Ce qui caractérise la vie dans la forêt, c’est le grand nombre des occupations qui absorbent tout votre temps. Il faut trouver les manguiers et les cocotiers pour sa nourriture, il faut atteindre la rivière, dans un endroit où elle est profondément encaissée sous un hermétique couvercle de feuilles et y puiser de l’eau avec la cruche de Chumbul. Il faut ramasser des feuilles pour avoir une couche saine et de jeunes branches pour reposer sa tête sur un oreiller agréable.
Puis je me suis mis en tête d’accomplir divers travaux. Il y a près de la cabane plusieurs fourmilières auxquelles la pluie a causé de terribles dommages. Je viens de voir des galeries souterraines mises à jour et une foule d’ouvriers au corps étroit transportent avec de grandes précautions de petits objets qui sont des larves, des sacs de provisions ou des idoles peut-être. J’ai commencé des constructions de bois au-dessus de ces fourmilières afin que la pluie se déversât à droite et à gauche de leurs ouvertures et ne bouleversât plus les demeures si laborieusement bâties.
Dans les branches d’un banian proche il y a plusieurs familles de singes gibbons à mains blanches. J’ai observé que les nids qu’ils construisaient en feuilles de fougères tressées n’étaient que des abris médiocres contre la pluie, soit parce que ces singes n’étaient pas naturellement ingénieux, soit parce qu’ils n’avaient reçu qu’une tradition ancestrale insuffisante. Je profite de leur absence pour m’élever de branche en branche et déposer au-dessus de ces nids une sorte de toit solide en feuilles de palmier que j’ai attachées entre elles.

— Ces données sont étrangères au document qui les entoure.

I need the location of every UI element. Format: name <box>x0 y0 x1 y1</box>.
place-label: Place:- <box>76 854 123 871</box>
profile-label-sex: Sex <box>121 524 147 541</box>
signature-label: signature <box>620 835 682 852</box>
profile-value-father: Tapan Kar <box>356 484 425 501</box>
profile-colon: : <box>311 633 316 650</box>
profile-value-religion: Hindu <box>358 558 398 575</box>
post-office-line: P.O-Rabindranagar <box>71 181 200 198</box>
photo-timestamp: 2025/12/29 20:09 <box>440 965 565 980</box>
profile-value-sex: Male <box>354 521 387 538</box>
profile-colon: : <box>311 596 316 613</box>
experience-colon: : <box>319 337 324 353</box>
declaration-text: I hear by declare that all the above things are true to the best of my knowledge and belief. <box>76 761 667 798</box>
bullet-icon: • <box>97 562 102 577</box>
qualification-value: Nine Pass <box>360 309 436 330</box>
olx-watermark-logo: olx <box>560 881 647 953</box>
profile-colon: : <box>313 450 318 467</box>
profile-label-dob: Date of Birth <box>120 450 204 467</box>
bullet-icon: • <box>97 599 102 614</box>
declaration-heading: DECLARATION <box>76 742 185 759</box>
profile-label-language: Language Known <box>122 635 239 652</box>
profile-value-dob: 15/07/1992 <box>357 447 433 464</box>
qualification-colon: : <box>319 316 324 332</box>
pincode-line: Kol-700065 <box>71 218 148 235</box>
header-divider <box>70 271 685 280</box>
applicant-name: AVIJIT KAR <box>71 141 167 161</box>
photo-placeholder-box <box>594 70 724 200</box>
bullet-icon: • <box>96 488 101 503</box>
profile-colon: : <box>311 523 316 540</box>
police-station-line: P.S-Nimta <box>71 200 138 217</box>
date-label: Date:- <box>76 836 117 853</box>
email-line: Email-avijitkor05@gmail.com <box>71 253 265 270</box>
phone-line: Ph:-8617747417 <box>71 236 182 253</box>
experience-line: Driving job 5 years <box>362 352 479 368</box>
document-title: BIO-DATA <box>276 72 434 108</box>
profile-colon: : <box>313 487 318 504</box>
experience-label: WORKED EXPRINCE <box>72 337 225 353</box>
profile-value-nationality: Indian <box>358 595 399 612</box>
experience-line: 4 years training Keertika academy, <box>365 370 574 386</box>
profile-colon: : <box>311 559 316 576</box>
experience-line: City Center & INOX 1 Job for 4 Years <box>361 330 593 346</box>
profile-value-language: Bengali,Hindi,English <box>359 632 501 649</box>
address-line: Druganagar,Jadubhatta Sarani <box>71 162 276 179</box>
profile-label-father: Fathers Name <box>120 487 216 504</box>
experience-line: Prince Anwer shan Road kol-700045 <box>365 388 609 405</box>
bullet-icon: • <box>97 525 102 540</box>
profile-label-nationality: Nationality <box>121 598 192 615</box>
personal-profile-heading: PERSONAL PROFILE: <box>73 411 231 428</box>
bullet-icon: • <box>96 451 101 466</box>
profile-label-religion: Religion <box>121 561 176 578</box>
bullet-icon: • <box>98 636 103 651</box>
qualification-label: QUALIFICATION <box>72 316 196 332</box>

J’ai eu la surprise de voir un matin, et de reconnaître un de ces gibbons, suspendu à une branche très élevée. Il se livrait au soleil levant à des exercices de trapèze et de saut périlleux qu’Ali le Macassar avait enseigné à quelques gibbons de ma ménagerie. J’ai été heureux de penser que celui-là avait rapidement trouvé une famille de sa race pour l’accueillir.
J’ai passé plusieurs jours à monter et à descendre la rivière et j’ai même suivi le cours de quelques ruisseaux qui y aboutissent dans l’espoir de rencontrer des castors, car je ne cesse pas de penser à celui que j’ai fait mourir en le privant de ses enfants. Des castors ! Où y a-t-il des castors ? Avec quelle allégresse je les aiderais à creuser leurs terriers, à bâtir leurs huttes, à cimenter leurs digues ! J’ai même été tenté de barrer à tout hasard un ruisseau afin de les attirer. Mais j’ai réfléchi qu’ils n’étaient constructeurs de digues qu’en vertu de savants calculs d’architecte et pour protéger leurs villes riveraines des inondations. D’ailleurs la vue d’un homme les ferait fuir. Je ne suis pas sûr de pouvoir payer la dette du castor.
Je cherche aussi des hérons et des perroquets sans savoir dans quelle mesure je pourrai leur être utile. J’en aperçois quelquefois mais ils s’enfuient aussitôt comme s’ils avaient une horreur extraordinaire de moi.
Et je regrette de ne pas être un merveilleux musicien et de ne pas posséder tous les instruments de musique de la Chine pour faire résonner au coucher du soleil quelque suave kin, quelque divine raga et enchanter d’une parfaite harmonie les délicats béos au plumage diapré qui abritent sous les feuilles leur inconcevable sensibilité.
Eva m’a dit que cette forêt est une des plus anciennes de la terre et qu’elle renferme de grands mystères.